Имея это в виду, интересно отметить, что, например, в XI в. анафема, отлучение от церкви и запрет на причащение – все это виды морального оружия – были по своей «ударной мощи» куда более страшными, чем оружие общепринятого типа, и что в войне 1914–1918 гг. организованная Антантой блокада была самым мощным из всех использовавшихся «вооружений», приведших к коллапсу Германию и ее союзников.

Безоружный человек тактически куда хуже оснащен, чем многие из животных, будь то травоядные или плотоядные. У него нет ни силы быка, ни шкуры носорога, ни зубов и челюстей тигра. И все-таки он победил их, потому что более разумен. Как показала борьба с животным миром, как только человек принялся делать оружие, он своей ловкостью и умением превзошел даже самых свирепых из диких животных; на конец оставим плодовитых – кролика, крысу, кровососущих и бактерий, – а не могучих, как его самые страшные враги. Даже сегодня наука, созданная человеком, все еще не может справиться с ними. Так что по-своему воспроизводство (плодовитость) – это тоже оружие, и притом такое, которое обладает самой высокой способностью к выживанию.

Принимать ли библейскую историю или теорию Дарвина о происхождении человека – большой разницы нет, ибо, Адам ли проживал в Эдеме или человекообразная обезьяна в джунглях – в любом случае они были невооруженными, – без своего превосходящего разума – его высшего оружия – человек мог не выжить.

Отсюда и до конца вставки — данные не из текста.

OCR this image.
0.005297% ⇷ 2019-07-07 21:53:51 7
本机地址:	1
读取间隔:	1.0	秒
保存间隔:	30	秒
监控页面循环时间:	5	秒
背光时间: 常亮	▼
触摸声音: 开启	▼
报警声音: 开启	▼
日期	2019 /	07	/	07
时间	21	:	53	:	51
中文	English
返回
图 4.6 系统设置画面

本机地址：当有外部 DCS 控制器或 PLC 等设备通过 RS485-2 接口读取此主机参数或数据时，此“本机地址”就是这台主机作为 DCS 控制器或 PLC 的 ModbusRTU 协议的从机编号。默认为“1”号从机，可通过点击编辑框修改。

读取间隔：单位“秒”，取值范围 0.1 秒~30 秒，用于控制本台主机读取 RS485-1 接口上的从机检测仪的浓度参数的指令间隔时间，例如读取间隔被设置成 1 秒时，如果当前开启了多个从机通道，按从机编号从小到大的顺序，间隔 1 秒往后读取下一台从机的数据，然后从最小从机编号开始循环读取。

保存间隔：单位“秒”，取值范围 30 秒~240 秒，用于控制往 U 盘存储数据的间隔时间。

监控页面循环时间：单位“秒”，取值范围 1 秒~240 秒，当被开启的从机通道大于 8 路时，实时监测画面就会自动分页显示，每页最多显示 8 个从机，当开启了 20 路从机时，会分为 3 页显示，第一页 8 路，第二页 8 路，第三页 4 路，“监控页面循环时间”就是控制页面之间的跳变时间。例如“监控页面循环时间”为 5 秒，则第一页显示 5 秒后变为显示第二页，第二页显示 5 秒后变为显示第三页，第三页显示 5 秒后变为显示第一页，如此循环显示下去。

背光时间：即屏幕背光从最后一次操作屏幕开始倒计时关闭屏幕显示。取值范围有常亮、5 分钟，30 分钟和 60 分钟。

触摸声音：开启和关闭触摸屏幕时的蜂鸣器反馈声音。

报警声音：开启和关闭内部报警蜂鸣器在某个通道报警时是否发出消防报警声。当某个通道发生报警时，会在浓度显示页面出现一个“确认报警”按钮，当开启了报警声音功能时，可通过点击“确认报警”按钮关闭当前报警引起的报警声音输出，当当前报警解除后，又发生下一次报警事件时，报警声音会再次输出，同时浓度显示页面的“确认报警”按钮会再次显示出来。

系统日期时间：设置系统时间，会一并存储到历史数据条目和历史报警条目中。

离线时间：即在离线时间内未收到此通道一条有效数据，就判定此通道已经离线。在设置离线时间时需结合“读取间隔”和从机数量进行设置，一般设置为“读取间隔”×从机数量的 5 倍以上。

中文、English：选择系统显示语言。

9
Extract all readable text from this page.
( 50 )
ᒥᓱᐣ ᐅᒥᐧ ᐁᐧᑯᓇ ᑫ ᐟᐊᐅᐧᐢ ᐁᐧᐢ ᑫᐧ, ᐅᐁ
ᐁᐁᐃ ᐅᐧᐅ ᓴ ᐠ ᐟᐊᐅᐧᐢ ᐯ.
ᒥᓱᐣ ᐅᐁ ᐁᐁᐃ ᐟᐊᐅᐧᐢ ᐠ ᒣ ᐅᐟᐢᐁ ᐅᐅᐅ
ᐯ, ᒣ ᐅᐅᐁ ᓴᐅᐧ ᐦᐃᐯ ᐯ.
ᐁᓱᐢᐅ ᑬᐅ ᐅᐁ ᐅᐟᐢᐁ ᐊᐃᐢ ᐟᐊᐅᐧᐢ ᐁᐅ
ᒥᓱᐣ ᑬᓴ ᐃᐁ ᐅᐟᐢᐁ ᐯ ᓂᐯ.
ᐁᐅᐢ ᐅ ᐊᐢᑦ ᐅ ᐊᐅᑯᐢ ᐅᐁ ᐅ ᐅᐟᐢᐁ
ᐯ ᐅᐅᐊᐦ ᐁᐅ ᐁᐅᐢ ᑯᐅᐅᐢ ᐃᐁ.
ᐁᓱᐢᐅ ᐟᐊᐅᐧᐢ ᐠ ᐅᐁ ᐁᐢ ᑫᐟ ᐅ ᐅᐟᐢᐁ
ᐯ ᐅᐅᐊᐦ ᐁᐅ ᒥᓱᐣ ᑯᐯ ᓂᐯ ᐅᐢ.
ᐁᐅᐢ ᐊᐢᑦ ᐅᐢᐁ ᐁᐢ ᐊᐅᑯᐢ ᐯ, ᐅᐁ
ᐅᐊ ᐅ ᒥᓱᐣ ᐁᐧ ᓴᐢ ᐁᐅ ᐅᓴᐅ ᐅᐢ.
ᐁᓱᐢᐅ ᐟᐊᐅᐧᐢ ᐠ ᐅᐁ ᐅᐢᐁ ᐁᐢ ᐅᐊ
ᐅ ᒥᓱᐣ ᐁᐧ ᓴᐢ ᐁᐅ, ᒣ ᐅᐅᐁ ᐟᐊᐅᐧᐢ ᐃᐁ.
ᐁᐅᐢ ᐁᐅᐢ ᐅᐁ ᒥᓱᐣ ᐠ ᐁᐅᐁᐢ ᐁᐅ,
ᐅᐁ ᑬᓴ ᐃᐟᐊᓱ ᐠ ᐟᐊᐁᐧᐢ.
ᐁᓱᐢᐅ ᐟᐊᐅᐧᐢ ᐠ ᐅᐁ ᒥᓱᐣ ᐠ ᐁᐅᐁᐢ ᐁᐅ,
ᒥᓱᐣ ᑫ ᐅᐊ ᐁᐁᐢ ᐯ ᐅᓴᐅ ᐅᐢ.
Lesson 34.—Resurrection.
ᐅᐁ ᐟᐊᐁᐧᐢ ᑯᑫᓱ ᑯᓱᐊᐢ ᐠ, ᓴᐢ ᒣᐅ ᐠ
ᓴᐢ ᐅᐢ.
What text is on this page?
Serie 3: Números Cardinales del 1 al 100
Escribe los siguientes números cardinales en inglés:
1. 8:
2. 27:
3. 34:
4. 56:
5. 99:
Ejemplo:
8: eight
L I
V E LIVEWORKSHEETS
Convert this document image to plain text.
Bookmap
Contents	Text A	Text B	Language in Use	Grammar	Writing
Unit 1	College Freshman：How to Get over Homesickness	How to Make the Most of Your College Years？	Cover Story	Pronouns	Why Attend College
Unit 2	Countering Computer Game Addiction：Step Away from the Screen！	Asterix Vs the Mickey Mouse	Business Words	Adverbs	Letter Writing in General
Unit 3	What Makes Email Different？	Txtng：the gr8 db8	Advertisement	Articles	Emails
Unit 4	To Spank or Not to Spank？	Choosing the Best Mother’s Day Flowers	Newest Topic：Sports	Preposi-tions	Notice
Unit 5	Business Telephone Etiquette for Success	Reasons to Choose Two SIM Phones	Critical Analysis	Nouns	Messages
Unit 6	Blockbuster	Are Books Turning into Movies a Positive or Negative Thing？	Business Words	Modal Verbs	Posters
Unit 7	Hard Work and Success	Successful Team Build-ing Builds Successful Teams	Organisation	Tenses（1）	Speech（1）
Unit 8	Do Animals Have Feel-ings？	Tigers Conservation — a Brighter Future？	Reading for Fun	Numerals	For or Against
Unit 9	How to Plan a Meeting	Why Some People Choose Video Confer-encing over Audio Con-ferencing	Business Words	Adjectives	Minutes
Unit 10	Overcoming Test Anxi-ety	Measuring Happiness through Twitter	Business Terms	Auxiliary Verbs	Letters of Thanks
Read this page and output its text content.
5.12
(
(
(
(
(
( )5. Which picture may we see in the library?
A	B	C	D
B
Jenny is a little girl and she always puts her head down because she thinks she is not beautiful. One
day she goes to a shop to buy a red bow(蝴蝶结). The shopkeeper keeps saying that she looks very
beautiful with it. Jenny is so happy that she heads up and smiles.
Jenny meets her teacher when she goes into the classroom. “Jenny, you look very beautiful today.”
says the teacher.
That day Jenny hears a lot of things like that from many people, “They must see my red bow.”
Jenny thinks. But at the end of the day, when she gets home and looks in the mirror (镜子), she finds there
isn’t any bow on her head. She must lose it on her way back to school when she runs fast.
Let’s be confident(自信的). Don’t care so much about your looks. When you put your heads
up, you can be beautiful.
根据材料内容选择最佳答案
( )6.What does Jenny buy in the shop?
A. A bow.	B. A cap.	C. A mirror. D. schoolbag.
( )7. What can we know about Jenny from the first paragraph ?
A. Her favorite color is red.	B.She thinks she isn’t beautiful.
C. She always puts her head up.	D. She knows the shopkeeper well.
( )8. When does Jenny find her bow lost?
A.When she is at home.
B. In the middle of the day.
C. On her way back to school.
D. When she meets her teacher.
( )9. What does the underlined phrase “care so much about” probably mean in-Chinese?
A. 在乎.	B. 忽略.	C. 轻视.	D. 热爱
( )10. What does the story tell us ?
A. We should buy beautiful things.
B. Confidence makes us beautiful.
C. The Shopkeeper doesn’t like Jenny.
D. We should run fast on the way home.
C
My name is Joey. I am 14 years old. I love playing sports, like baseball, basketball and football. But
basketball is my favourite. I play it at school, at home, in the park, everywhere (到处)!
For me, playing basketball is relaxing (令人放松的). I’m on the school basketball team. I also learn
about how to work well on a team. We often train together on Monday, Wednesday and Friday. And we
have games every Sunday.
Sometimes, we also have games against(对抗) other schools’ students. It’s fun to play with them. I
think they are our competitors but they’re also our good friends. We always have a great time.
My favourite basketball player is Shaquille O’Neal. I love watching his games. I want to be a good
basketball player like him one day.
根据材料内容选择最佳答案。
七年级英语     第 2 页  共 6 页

В свою очередь, его тактическая слабость должна была стимулировать его хитрость, заставляя развиваться, пока из оборонительного существования жертвы человек не смог перейти к наступательной жизни охотника. Как заметил Томас Карлейль (1795–1881, британский публицист, историк и философ, выдвинул концепцию «культа героев» – единственных творцов истории. – Ред.): «Дикий анимализм – ничто, изобретательный спиритуализм – все». Поэтому я считаю, что Анри Бергсон (1859–1941, французский философ, представитель «интуитивизма и философии жизни». – Ред.) был прав, приписывая появление человека – человеческого существа – «к периоду, когда было изготовлено первое оружие, первые инструменты». И Карлейль придерживается того же мнения, когда в Sartor Resartus вкладывает в уста воображаемого профессора такие слова: «Человек – это животное, пользующееся инструментами… самое слабое из двуногих! Для него сокрушителен вес в три квинтала (мера веса, метрический квинтал равен 100 кг, неметрический британский квинтал равен 45,36 кг (100 английских фунтов) и др. – Ред.); молодой бычок на лугу швырнет его в небо, как какую-нибудь тряпку. Тем не менее он может использовать инструменты, может изобретать инструменты: с их помощью гранитная скала превращается перед ним в легкую пыль; он придает форму расплавленному железу, как будто это какая-то мягкая паста; моря – это его гладкая скоростная дорога, ветер и огонь – его неутомимые боевые кони. Нигде не найдешь его без инструментов в руках; без инструментов он – ничто, с инструментами он – все».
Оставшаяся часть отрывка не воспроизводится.